MÉXICO -- Había pasado 1 minuto, 55 segundos y 77 centésimas de la prueba final de natación en Londres cuando se tiró por última vez a la piscina. Era el tercer relevo.
El segundo, Brendan Hansen, había perdido el liderato y Japón amenazaba con arrebatar una medalla que Estados Unidos había ganado las 12 veces que la había disputado.
Su desventaja era de casi medio segundo.
Tenía 100 metros para dejar en ventaja a su compañero, quien al final trataría de consumar el dominio de su país en la natación de estos Juegos.
Tenía 100 metros para ponerle broche de oro, literalmente, a la mejor carrera que haya existido en la natación, en el olimpismo y, muy posiblemente, en la historia del deporte.
Después de los primeros 50, ese broche era de plata.
Pero, tal cual lo hizo en su última prueba individual, logró propulsar sus brazadas y patadas, consiguiendo fuerza de un lugar que los mortales no tenemos y cuya existencia incluso desconocemos. Un lugar formado por un gen especial, privilegiado; que algunos tienen pero no lo saben, otros lo desperdician y algunos más, muy pocos, explotan hasta corresponder con su esfuerzo a su privilegiada condición de súper atletas.
Cuando tocó la pared, exhaló aliviado, volteó a ver la pizarra y sonrió.
Había dejado a Nathan Adrian, el último relevo, con casi 2 segundos de ventaja.
Cuando llegó a la meta, antes que el japonés, bajó el telón de la obra maestra de nuestros tiempos y la carrera de Michael Phelps escribía su punto final con su medalla de oro número 18 en Juegos Olímpicos, la 22 en total.
¿Es el mejor atleta de la historia? Es la pregunta que más escucharemos en los próximos días. Mi respuesta es sí. Y no la baso en los números.

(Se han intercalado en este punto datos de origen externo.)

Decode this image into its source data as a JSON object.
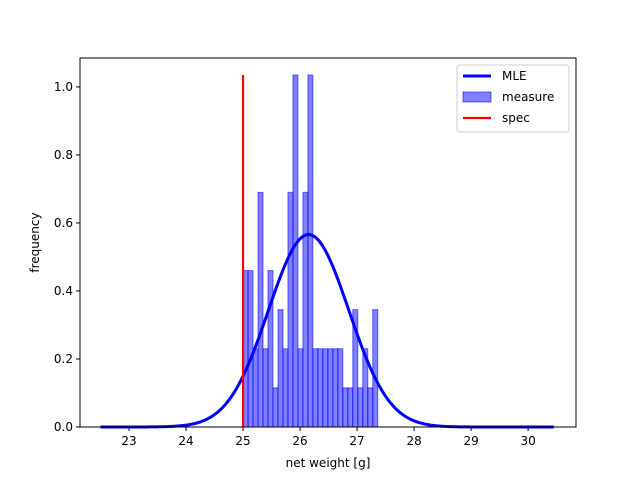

Mi respuesta es sí porque tuvo el valor de hacer algo que, durante años, muchos pensaron que era humanamente imposible: superar a Mark Spitz y a Larysa Latynina. Bob Bowman, su eterno entrenador, cuenta que fueron más de 2 sus colegas que como primera reacción a eso, se carcajearon.
Ja-ja, les dice hoy Phelps.
En su carrera no sólo ganó como nadie, sino que inspiró como nadie. Nos devolvió la fe en las grandes hazañas, en las proezas imposibles; nos puso en el filo de nuestro asiento para observar algo a lo que siempre aspiramos, pero que muy pocas veces tenemos la oportunidad de vivir y después, aún emocionada y orgullosamente, relatar. Historia pura.
"Gracias, chicos. Ha sido un privilegio que me hayan regalado este momento. Nunca los olvidaré", les dijo a sus tres compañeros con los que subió al podio a recibir el oro del 4x100 combinado.
Gracias a ti, Michael. Ha sido un privilegio que nos hayas regalado tu carrera, la más grande que el olimpismo ha visto jamás.
De salida: Me llena de coraje incluirte en esta columna pero no me dejas más opción, Éder Sánchez. Hace 4 años fue la indigestión que te provocó la pasta que comiste la noche antes de competir. Este sábado fue el uniforme que -de acuerdo a tus impresentables palabras- te dieron muy tarde y te sacó del contexto de la carrera.
Para tu desgracia, recordaremos tu trayectoria no por tus logros (bien ganados con tu esfuerzo) sino por tus indignos pretextos que sobajan y desprestigian para siempre tu integridad como atleta.